Gavin Grant's new blog points readers to his gem of a comic - The Monkeynauts. As someone who was farely consumed with space as a kid (I had no choice- you live on the Space Coast in the 1970s and it is all about rockets and beaches and Star Trek reruns people) I am absurdly excited by this little book. I remember how depressing it was when I found out that Laika, the brave Russian space dog, died on re-entry. Ugh! Can't wait to read about the luckier monkeys.


I am a longtime russophile, and one of my more exciting moments (I am not in general an adventurous traveler, usually I am at home reading a book instead) was visiting the space museum in Moscow--they've actually got Laika and successors, you know, taxidermied, with those little Jetsons-type goldfish bowl space bubbles at the top of their little outfits! Tragic but sweet.... and everyone you meet in Russia still gets starry-eyed and nostalgic at the name Yuri Gagarin, he is almost the only untarnished symbol of Soviet times; and everyone knows the names of all the dogs who went into space....

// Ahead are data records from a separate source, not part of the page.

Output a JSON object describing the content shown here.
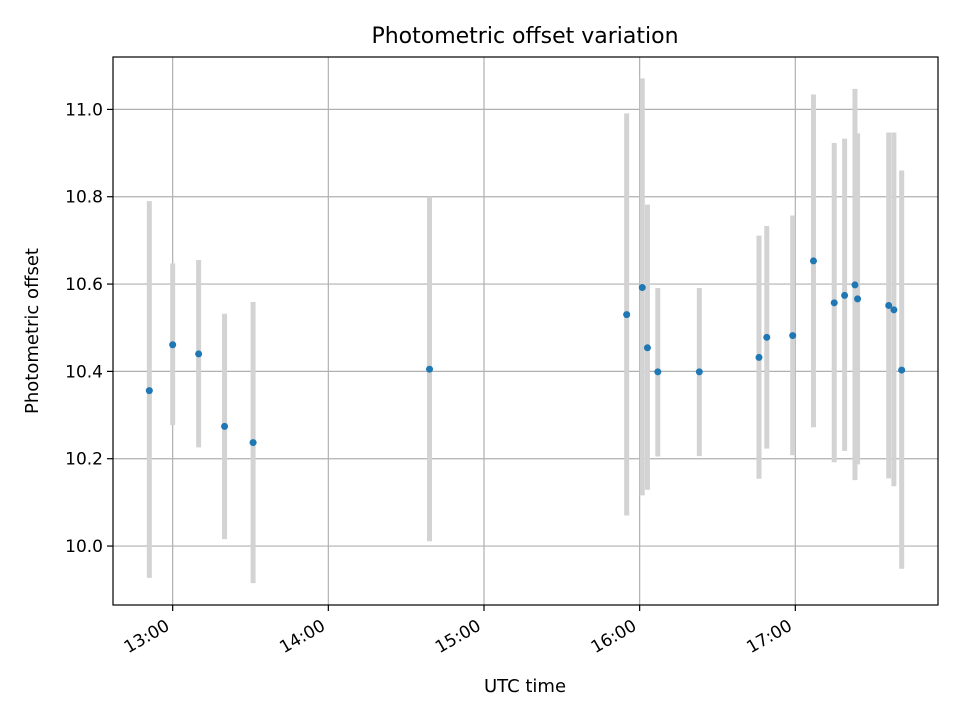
{
  "chart_data": {
    "type": "scatter",
    "title": "Photometric offset variation",
    "xlabel": "UTC time",
    "ylabel": "Photometric offset",
    "x_unit": "UTC time (HH:MM)",
    "xlim": [
      "12:37",
      "17:55"
    ],
    "ylim": [
      9.865,
      11.12
    ],
    "x_ticks": [
      "13:00",
      "14:00",
      "15:00",
      "16:00",
      "17:00"
    ],
    "y_ticks": [
      "10.0",
      "10.2",
      "10.4",
      "10.6",
      "10.8",
      "11.0"
    ],
    "grid": true,
    "marker_color": "#1f77b4",
    "errorbar_color": "#d3d3d3",
    "points": [
      {
        "x": "12:51",
        "y": 10.356,
        "ylo": 9.927,
        "yhi": 10.79
      },
      {
        "x": "13:00",
        "y": 10.461,
        "ylo": 10.277,
        "yhi": 10.647
      },
      {
        "x": "13:10",
        "y": 10.44,
        "ylo": 10.226,
        "yhi": 10.655
      },
      {
        "x": "13:20",
        "y": 10.274,
        "ylo": 10.016,
        "yhi": 10.532
      },
      {
        "x": "13:31",
        "y": 10.237,
        "ylo": 9.915,
        "yhi": 10.559
      },
      {
        "x": "14:39",
        "y": 10.405,
        "ylo": 10.011,
        "yhi": 10.8
      },
      {
        "x": "15:55",
        "y": 10.53,
        "ylo": 10.07,
        "yhi": 10.991
      },
      {
        "x": "16:01",
        "y": 10.592,
        "ylo": 10.116,
        "yhi": 11.071
      },
      {
        "x": "16:03",
        "y": 10.454,
        "ylo": 10.129,
        "yhi": 10.782
      },
      {
        "x": "16:07",
        "y": 10.399,
        "ylo": 10.205,
        "yhi": 10.591
      },
      {
        "x": "16:23",
        "y": 10.399,
        "ylo": 10.206,
        "yhi": 10.591
      },
      {
        "x": "16:46",
        "y": 10.432,
        "ylo": 10.154,
        "yhi": 10.711
      },
      {
        "x": "16:49",
        "y": 10.478,
        "ylo": 10.223,
        "yhi": 10.733
      },
      {
        "x": "16:59",
        "y": 10.482,
        "ylo": 10.208,
        "yhi": 10.757
      },
      {
        "x": "17:07",
        "y": 10.653,
        "ylo": 10.272,
        "yhi": 11.034
      },
      {
        "x": "17:15",
        "y": 10.557,
        "ylo": 10.192,
        "yhi": 10.923
      },
      {
        "x": "17:19",
        "y": 10.574,
        "ylo": 10.218,
        "yhi": 10.933
      },
      {
        "x": "17:23",
        "y": 10.598,
        "ylo": 10.151,
        "yhi": 11.047
      },
      {
        "x": "17:24",
        "y": 10.566,
        "ylo": 10.187,
        "yhi": 10.945
      },
      {
        "x": "17:36",
        "y": 10.551,
        "ylo": 10.155,
        "yhi": 10.947
      },
      {
        "x": "17:38",
        "y": 10.541,
        "ylo": 10.137,
        "yhi": 10.947
      },
      {
        "x": "17:41",
        "y": 10.403,
        "ylo": 9.948,
        "yhi": 10.86
      }
    ]
  }
}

When I linked to that picture of Laika it seemed so sad to see her sitting there - and read that she was strapped in and died all alone in space, no one to tell her that it was okay, no one to give her comfort.

I'm a sap for animals.

I know the reality is that she would have died from starvation or cold anyway (she was a stray) and it was critical to send animals first. But I still hate that we always have to pay this price for technological/scientific advancements. I would love to go to the Moscow space museum though - it sounds amazing and how cool Gagarin is remembered so well. I doubt most Americans could tell you about Alan Shepherd or the other Apollo astronauts.